Crescer no interior do país é, em simultâneo, uma bênção e um fardo. Ganhar consciência do país em que vivemos todos, mesmo sem dar por isso, cultiva um sentido de urgência nas reformas por fazer, germina dentro uma chama de revolta perante as décadas de abandono sistemático. É que o abandono não é só da terra por cultivar, é sobretudo das mãos trabalhadoras que não há para cultivá-la.
Um desinvestimento de se dizer a um jovem nascido por cá que, se quer ir a um cinema com cartaz actualizado, tem de se deslocar pelo menos duas horas em viagens de carro. Ou, como mais tarde descobri, já no meu exercício profissional, quem precisar de uma mamografia apenas terá acesso ao aparelho necessário numa de duas instituições privadas. Também ter um AVC por estes lados não é a mesma sorte de quem tem um AVC num grande centro litoral, e o mesmo se poderia dizer em relação a quase tudo o resto. Prova disso, e é uma recordação que guardo agridoce e difusa, foi o dia em que uma boa mole de gente transmontana saiu à rua para exigir a permanência do helicóptero do INEM nas proximidades da cidade. É que cada um desses cidadãos sentia na pele uma luta - podemos dizê-lo sem demagogia -, pela sua sobrevivência ou, mais do que isso, pela sua dignidade.
Este afastamento do poder central condiz bem com a personalidade profunda de quem aqui vive. Um transmontano é sempre alguém que se protege e se fecha em si mesmo, com medo não se sabe bem do quê. Desconfiado, é claro, e com boas razões. Bastante teimoso, com os pés assentes, firmes, na terra que pisa. “Com as raízes muito agarradas e duras, metidas entre as rochas”, como diria Torga sobre a torga.
A população mais instruída consegue emprego no terceiro sector, amplamente associado à função pública. A pulso saíram das aldeias, das viagens excessivamente longas no autocarro escolar, de adormecerem ao fim da tarde em cima da mochila e meia dúzia de livros espalhados em cima da mesa. Existe em todos os transmontanos o embalo da lareira, e o som crepitante do fogo é sempre um regresso a um certo aconchego.
Os mais novos e mais educados cedo fogem do distrito. Vão em busca do Ensino Superior em Braga, Porto, Coimbra, Lisboa. A maioria por lá fica. Se Portugal tivesse para o estrangeiro uma taxa de “fuga de cérebros” sequer aproximada da que aqui existe, já os governos teriam içado a bandeira vermelha, prontamente estimulando agressivas políticas públicas de investimento e incentivo.

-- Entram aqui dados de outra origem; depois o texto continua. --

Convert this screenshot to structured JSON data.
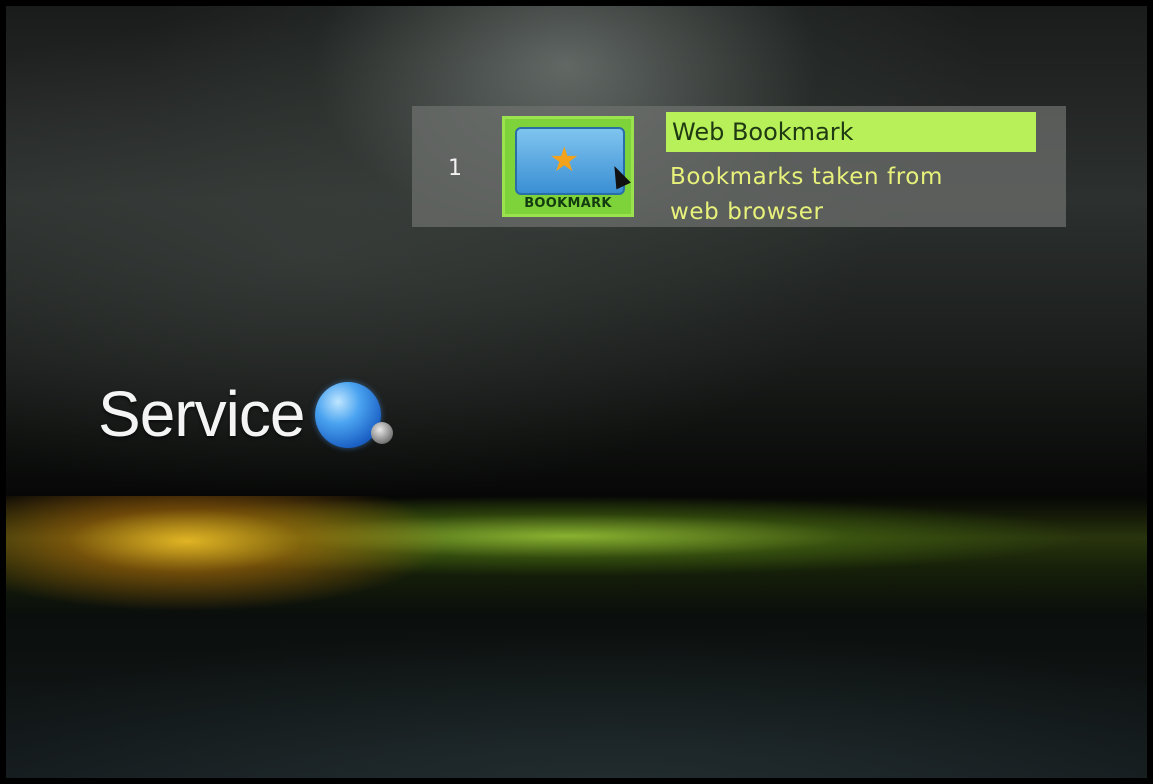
{
  "service_menu": {
    "section_title": "Service",
    "section_icon": "globe-icon",
    "items": [
      {
        "number": "1",
        "thumbnail_label": "BOOKMARK",
        "thumbnail_icon": "bookmark-star-icon",
        "title": "Web Bookmark",
        "description_line1": "Bookmarks taken from",
        "description_line2": "web browser",
        "selected": true
      }
    ]
  },
  "colors": {
    "highlight": "#b8f05a",
    "description_text": "#e8f27a",
    "item_background": "#6e706e"
  }
}
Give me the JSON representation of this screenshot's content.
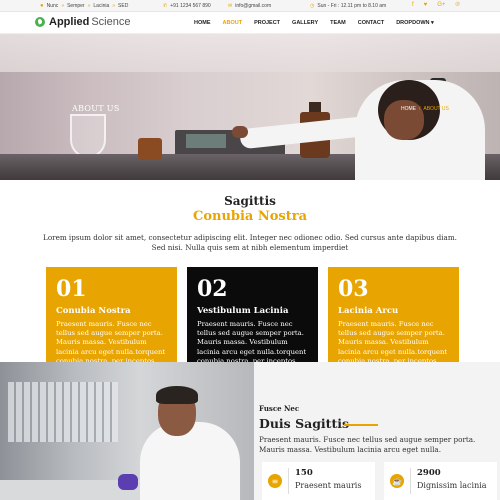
{
  "topbar": {
    "address": [
      "Nunc",
      "Semper",
      "Lacinia",
      "SED"
    ],
    "phone": "+91 1234 567 890",
    "email": "info@gmail.com",
    "hours": "Sun - Fri : 12.11 pm to 8.10 am",
    "social": [
      {
        "icon": "facebook-icon",
        "glyph": "f"
      },
      {
        "icon": "twitter-icon",
        "glyph": "♥"
      },
      {
        "icon": "google-plus-icon",
        "glyph": "G+"
      },
      {
        "icon": "pinterest-icon",
        "glyph": "℗"
      }
    ]
  },
  "brand": {
    "name_bold": "Applied",
    "name_light": "Science"
  },
  "nav": {
    "items": [
      "HOME",
      "ABOUT",
      "PROJECT",
      "GALLERY",
      "TEAM",
      "CONTACT",
      "DROPDOWN ▾"
    ],
    "active_index": 1
  },
  "hero": {
    "title": "ABOUT US",
    "breadcrumb": [
      "HOME",
      "ABOUT US"
    ]
  },
  "intro": {
    "subtitle": "Sagittis",
    "title": "Conubia Nostra",
    "text": "Lorem ipsum dolor sit amet, consectetur adipiscing elit. Integer nec odionec odio. Sed cursus ante dapibus diam. Sed nisi. Nulla quis sem at nibh elementum imperdiet"
  },
  "cards": [
    {
      "num": "01",
      "title": "Conubia Nostra",
      "text": "Praesent mauris. Fusce nec tellus sed augue semper porta. Mauris massa. Vestibulum lacinia arcu eget nulla.torquent conubia nostra, per inceptos",
      "color": "#e8a400"
    },
    {
      "num": "02",
      "title": "Vestibulum Lacinia",
      "text": "Praesent mauris. Fusce nec tellus sed augue semper porta. Mauris massa. Vestibulum lacinia arcu eget nulla.torquent conubia nostra, per inceptos",
      "color": "#0b0b0b"
    },
    {
      "num": "03",
      "title": "Lacinia Arcu",
      "text": "Praesent mauris. Fusce nec tellus sed augue semper porta. Mauris massa. Vestibulum lacinia arcu eget nulla.torquent conubia nostra, per inceptos",
      "color": "#e8a400"
    }
  ],
  "bottom": {
    "eyebrow": "Fusce Nec",
    "title": "Duis Sagittis",
    "text": "Praesent mauris. Fusce nec tellus sed augue semper porta. Mauris massa. Vestibulum lacinia arcu eget nulla.",
    "stats": [
      {
        "value": "150",
        "label": "Praesent mauris",
        "icon": "coins-icon"
      },
      {
        "value": "2900",
        "label": "Dignissim lacinia",
        "icon": "coffee-icon"
      }
    ]
  },
  "colors": {
    "accent": "#e8a400",
    "dark": "#0b0b0b"
  }
}
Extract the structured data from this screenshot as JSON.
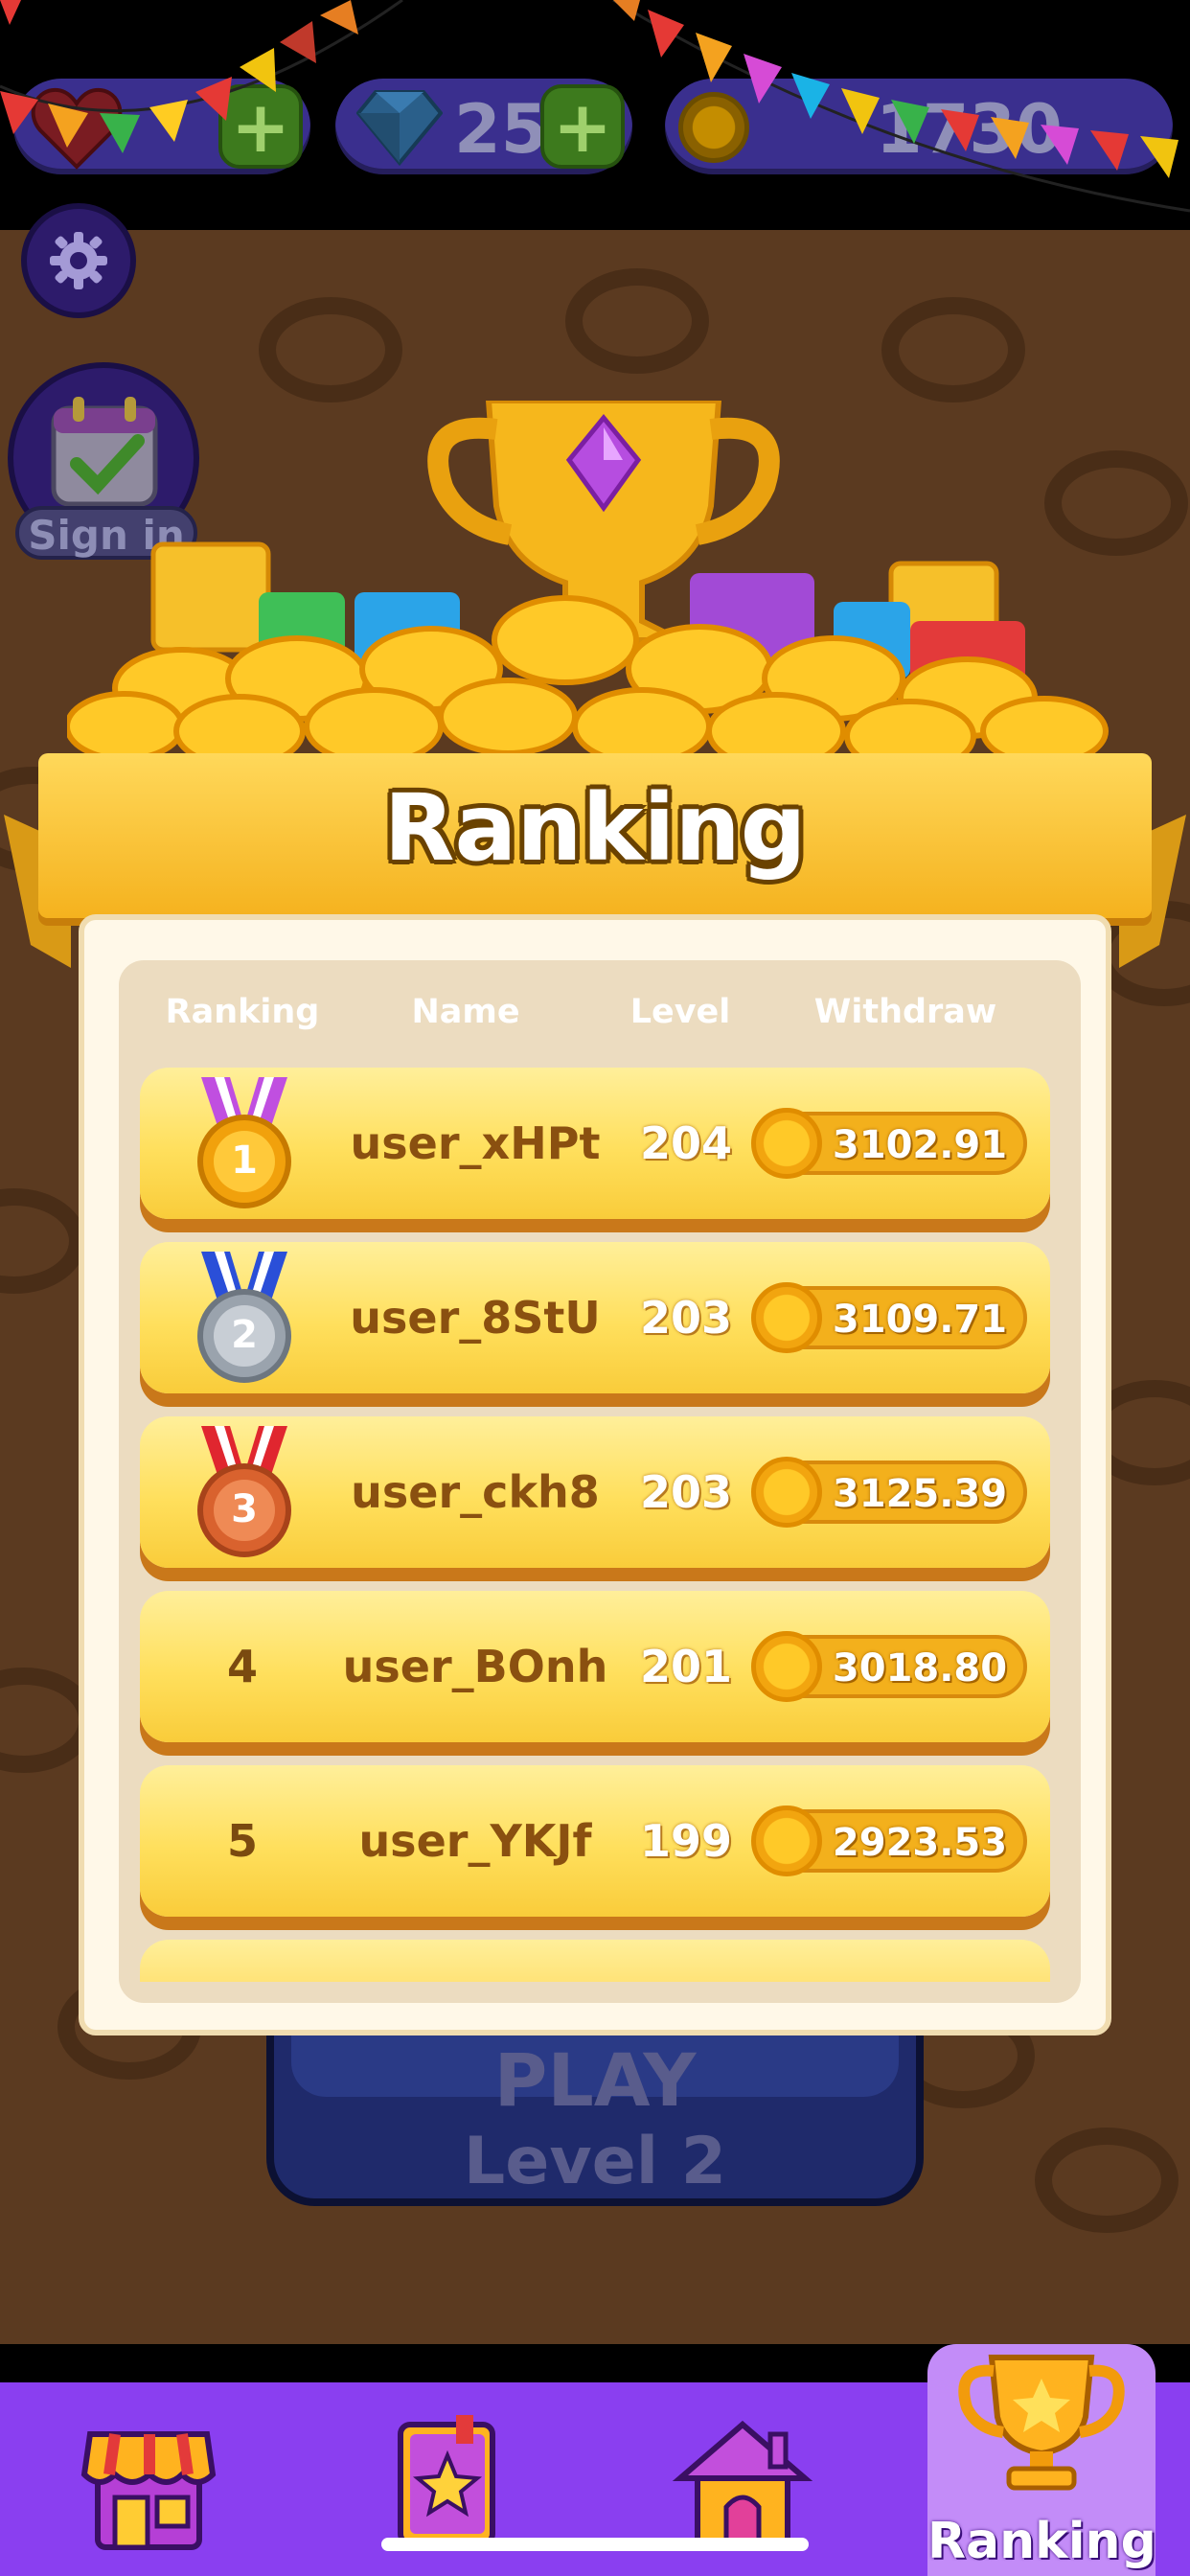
{
  "topbar": {
    "lives": "",
    "gems": "25",
    "coins": "1730",
    "plus_label": "+"
  },
  "sidebar": {
    "signin_label": "Sign in"
  },
  "play": {
    "label": "PLAY",
    "level": "Level 2"
  },
  "ranking": {
    "title": "Ranking",
    "columns": [
      "Ranking",
      "Name",
      "Level",
      "Withdraw"
    ],
    "rows": [
      {
        "rank": "1",
        "name": "user_xHPt",
        "level": "204",
        "withdraw": "3102.91"
      },
      {
        "rank": "2",
        "name": "user_8StU",
        "level": "203",
        "withdraw": "3109.71"
      },
      {
        "rank": "3",
        "name": "user_ckh8",
        "level": "203",
        "withdraw": "3125.39"
      },
      {
        "rank": "4",
        "name": "user_BOnh",
        "level": "201",
        "withdraw": "3018.80"
      },
      {
        "rank": "5",
        "name": "user_YKJf",
        "level": "199",
        "withdraw": "2923.53"
      }
    ]
  },
  "nav": {
    "items": [
      "shop",
      "collection",
      "home",
      "ranking"
    ],
    "active_label": "Ranking"
  },
  "colors": {
    "nav_bg": "#8a3ff0",
    "nav_active": "#c38cf8",
    "row_gold": "#ffdf5c",
    "board_brown": "#5b3a20"
  }
}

Ao domingo as famílias juntam-se no largo da igreja, festivamente almoçam fora com as melhores roupas. De tarde a tristeza cai como uma neblina suave, inexorável, fresca. Ao pôr-do-sol os estudantes partem nos autocarros a abarrotar de suor, medo e uma ou outra lágrima disfarçada. As mães são o pulmão dessa emoção. Abraçam os filhos como se fossem para uma guerra distante, porque vão. E a sexta-feira seguinte é uma incerteza longínqua, desconfiada.

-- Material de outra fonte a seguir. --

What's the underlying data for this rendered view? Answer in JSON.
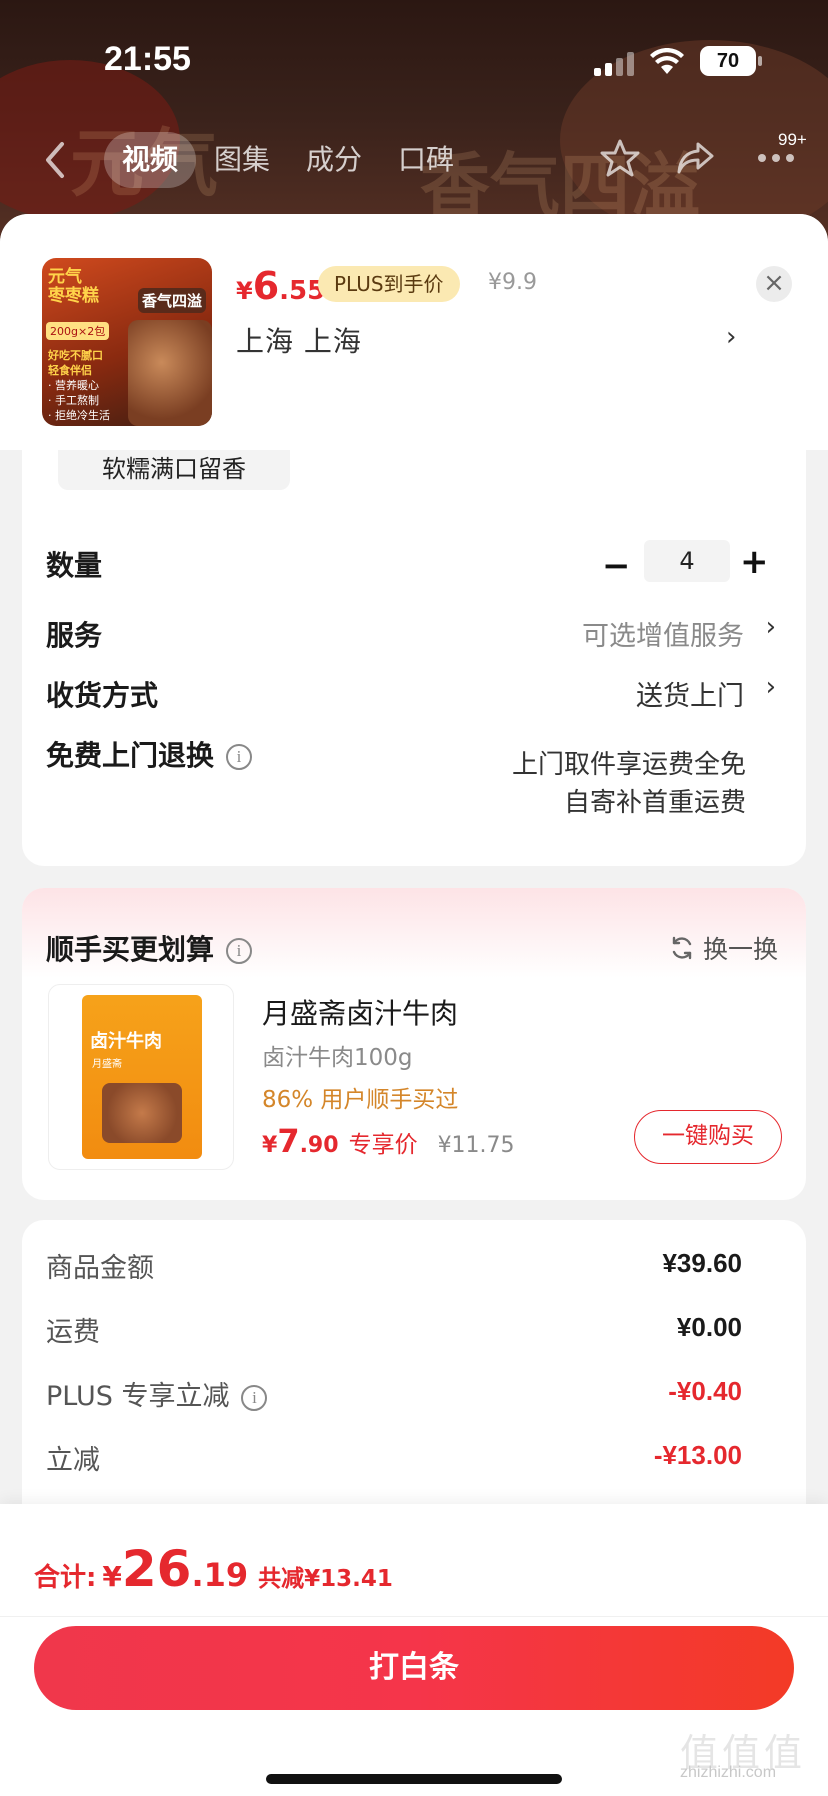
{
  "status_bar": {
    "time": "21:55",
    "battery": "70"
  },
  "nav": {
    "tabs": [
      "视频",
      "图集",
      "成分",
      "口碑"
    ],
    "active_tab_index": 0,
    "badge": "99+"
  },
  "background_text": {
    "left": "元气",
    "right": "香气四溢"
  },
  "product": {
    "thumb": {
      "title": "元气\n枣枣糕",
      "tag": "香气四溢",
      "chip": "200g×2包",
      "bullets": [
        "好吃不腻口",
        "轻食伴侣",
        "· 营养暖心",
        "· 手工熬制",
        "· 拒绝冷生活"
      ]
    },
    "price_currency": "¥",
    "price_int": "6",
    "price_dec": ".55",
    "plus_badge": "PLUS到手价",
    "original_price": "¥9.9",
    "address": "上海  上海"
  },
  "options": {
    "flavor_chip": "软糯满口留香",
    "quantity_label": "数量",
    "quantity_value": "4",
    "service_label": "服务",
    "service_value": "可选增值服务",
    "delivery_label": "收货方式",
    "delivery_value": "送货上门",
    "return_label": "免费上门退换",
    "return_line1": "上门取件享运费全免",
    "return_line2": "自寄补首重运费"
  },
  "bundle": {
    "title": "顺手买更划算",
    "swap_label": "换一换",
    "product_name": "月盛斋卤汁牛肉",
    "spec": "卤汁牛肉100g",
    "bought_text": "86% 用户顺手买过",
    "price_currency": "¥",
    "price_int": "7",
    "price_dec": ".90",
    "price_tag": "专享价",
    "original_price": "¥11.75",
    "buy_button": "一键购买",
    "pkg_title": "卤汁牛肉",
    "pkg_sub": "月盛斋"
  },
  "summary": {
    "rows": [
      {
        "label": "商品金额",
        "value": "¥39.60"
      },
      {
        "label": "运费",
        "value": "¥0.00"
      },
      {
        "label": "PLUS 专享立减",
        "value": "-¥0.40"
      },
      {
        "label": "立减",
        "value": "-¥13.00"
      }
    ]
  },
  "footer": {
    "total_label": "合计:",
    "total_currency": "¥",
    "total_int": "26",
    "total_dec": ".19",
    "total_saved": "共减¥13.41",
    "pay_button": "打白条",
    "watermark": "zhizhizhi.com"
  },
  "colors": {
    "accent_red": "#e5282e",
    "plus_gold": "#fbe9b2",
    "bought_orange": "#d4862a"
  }
}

Viajando de transportes públicos, é mais rápido chegar a Lisboa vindo de Berlim do que vindo de Bragança. O distrito é servido apenas pelos autocarros da Rede Expressos. O comboio é uma coisa que existe na cabeça dos avós, por vezes apagada pela demência. Memórias dos apeadeiros a rebentar de soldados, mães, filhos, milhões de sacos floridos de legumes. Hoje linhas abandonadas ao defunto da saudade ou reconvertidas, muito modernamente, em ciclovias daqui para nenhures.
Não se entenda este texto como um epitáfio. Aqui há gente, aqui há futuro. O ar puro e as vistas largas, a solidão das ruas quando morre Agosto e toda a emigração se dissolve, a par dos incêndios (crónicos, inevitáveis). Os velhos regressam para os lares ou para a beira do lume, os putos fazem bolas de fumo no caminho da escola. Uma vida normal.
As eleições autárquicas são sempre momentos de agitação. Em cada cartaz reconheço caras familiares. Toda a gente se conhece de certa forma, toda a gente é sempre filha de alguém. Alguns chamariam provincianismo a esta noção de comunidade.
Em 230 há 3 deputados eleitos pelos cidadãos do distrito. Há muitos outros a falar sobre a regionalização, a descentralização, o desenvolvimento rural, a “interioridade”. Até hoje, não se sentem acções à altura das palavras. Talvez um dia.